Thursday, December 27, 2012

Who da judge? The N.R.A. will let you know

The N.R.A. at the Bench

By LINDA GREENHOUSE, NYT

There has been plenty written about the National Rifle Association in recent days. But nothing that I've seen has focused on the gun lobby's increasingly pernicious role in judicial confirmations. So here's a little story.

Back in 2009, when President Obama chose Judge Sonia Sotomayor as his first Supreme Court nominee, the White House expected that her compelling personal story, sterling credentials, and experience both as a prosecutor and, for 17 years, as a federal judge would win broad bipartisan support for her nomination. There was, in fact, no plausible reason for any senator to vote against her.

The president's hope was Senator Mitch McConnell's fear. In order to shore up his caucus, the Senate Republican leader asked a favor of his friends at the National Rifle Association: oppose the Sotomayor nomination and, furthermore, "score" the confirmation vote.
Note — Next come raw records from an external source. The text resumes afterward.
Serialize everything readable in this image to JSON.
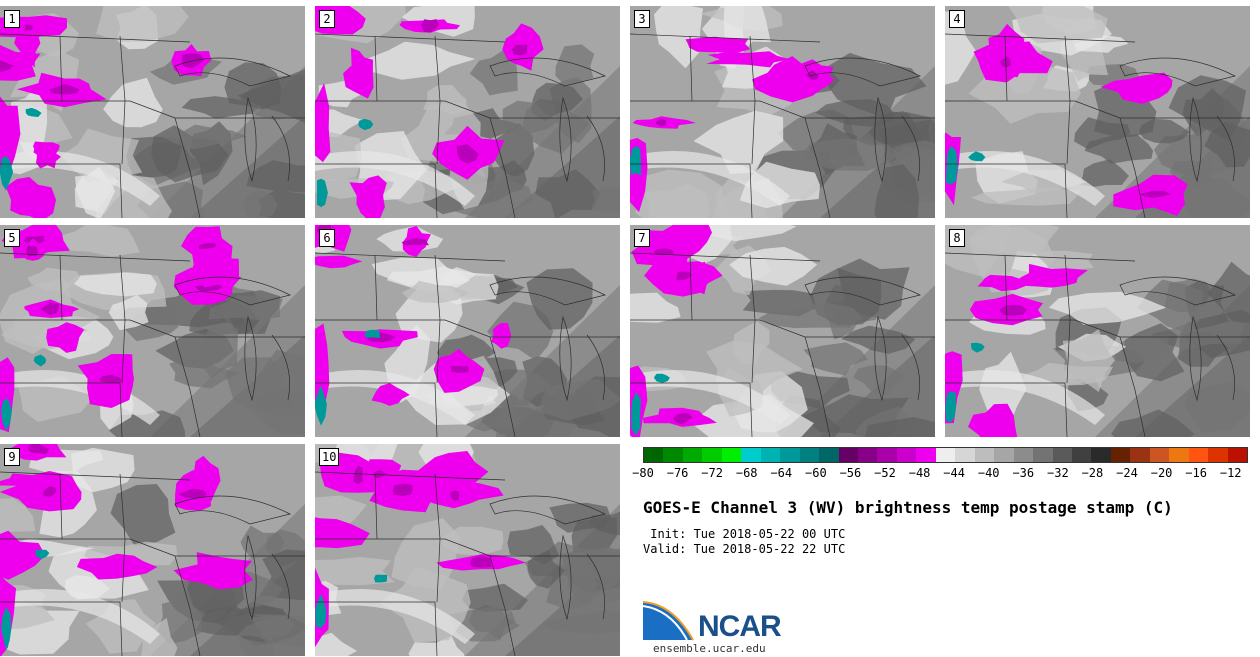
{
  "panels": [
    {
      "label": "1"
    },
    {
      "label": "2"
    },
    {
      "label": "3"
    },
    {
      "label": "4"
    },
    {
      "label": "5"
    },
    {
      "label": "6"
    },
    {
      "label": "7"
    },
    {
      "label": "8"
    },
    {
      "label": "9"
    },
    {
      "label": "10"
    }
  ],
  "colorbar": {
    "colors": [
      "#006600",
      "#008800",
      "#00aa00",
      "#00cc00",
      "#00ee00",
      "#00cccc",
      "#00b3b3",
      "#009999",
      "#008080",
      "#006666",
      "#660066",
      "#880088",
      "#aa00aa",
      "#cc00cc",
      "#ee00ee",
      "#eeeeee",
      "#d6d6d6",
      "#bdbdbd",
      "#a6a6a6",
      "#8c8c8c",
      "#737373",
      "#5a5a5a",
      "#404040",
      "#2a2a2a",
      "#662200",
      "#993311",
      "#cc5522",
      "#ee7711",
      "#ff5511",
      "#dd3300",
      "#bb1100"
    ],
    "ticks": [
      "−80",
      "−76",
      "−72",
      "−68",
      "−64",
      "−60",
      "−56",
      "−52",
      "−48",
      "−44",
      "−40",
      "−36",
      "−32",
      "−28",
      "−24",
      "−20",
      "−16",
      "−12"
    ],
    "palette_note_colors": {
      "cold_cloud": "#ff00ff",
      "dry": "#6e6e6e",
      "moist": "#bcbcbc",
      "deep_cold": "#009999"
    }
  },
  "title": "GOES-E Channel 3 (WV) brightness temp postage stamp (C)",
  "init_line": " Init: Tue 2018-05-22 00 UTC",
  "valid_line": "Valid: Tue 2018-05-22 22 UTC",
  "logo": {
    "wordmark": "NCAR",
    "url": "ensemble.ucar.edu"
  }
}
An interest group "scores" a vote when it adds the vote on a particular issue to the legislative scorecard it gives each member of Congress at the end of the session. In many states, an N.R.A. score of less than 100 for an incumbent facing re-election is big trouble.

Note that the N.R.A. had never before scored a judicial confirmation vote. Note also that Sonia Sotomayor had no record on the N.R.A.'s issues. (True, she voted with an appeals court panel to uphold New York State's ban on nunchucks, a martial-arts weapon consisting of two sticks held together with a chain or rope, commonly used by gang members and muggers. The appeals court didn't even reach the interesting issue of whether the Second Amendment guaranteed the right to keep and bear nunchucks, ruling instead that the amendment didn't apply to the states - which, before the Supreme Court later ruled otherwise by a vote of 5 to 4, it didn't.)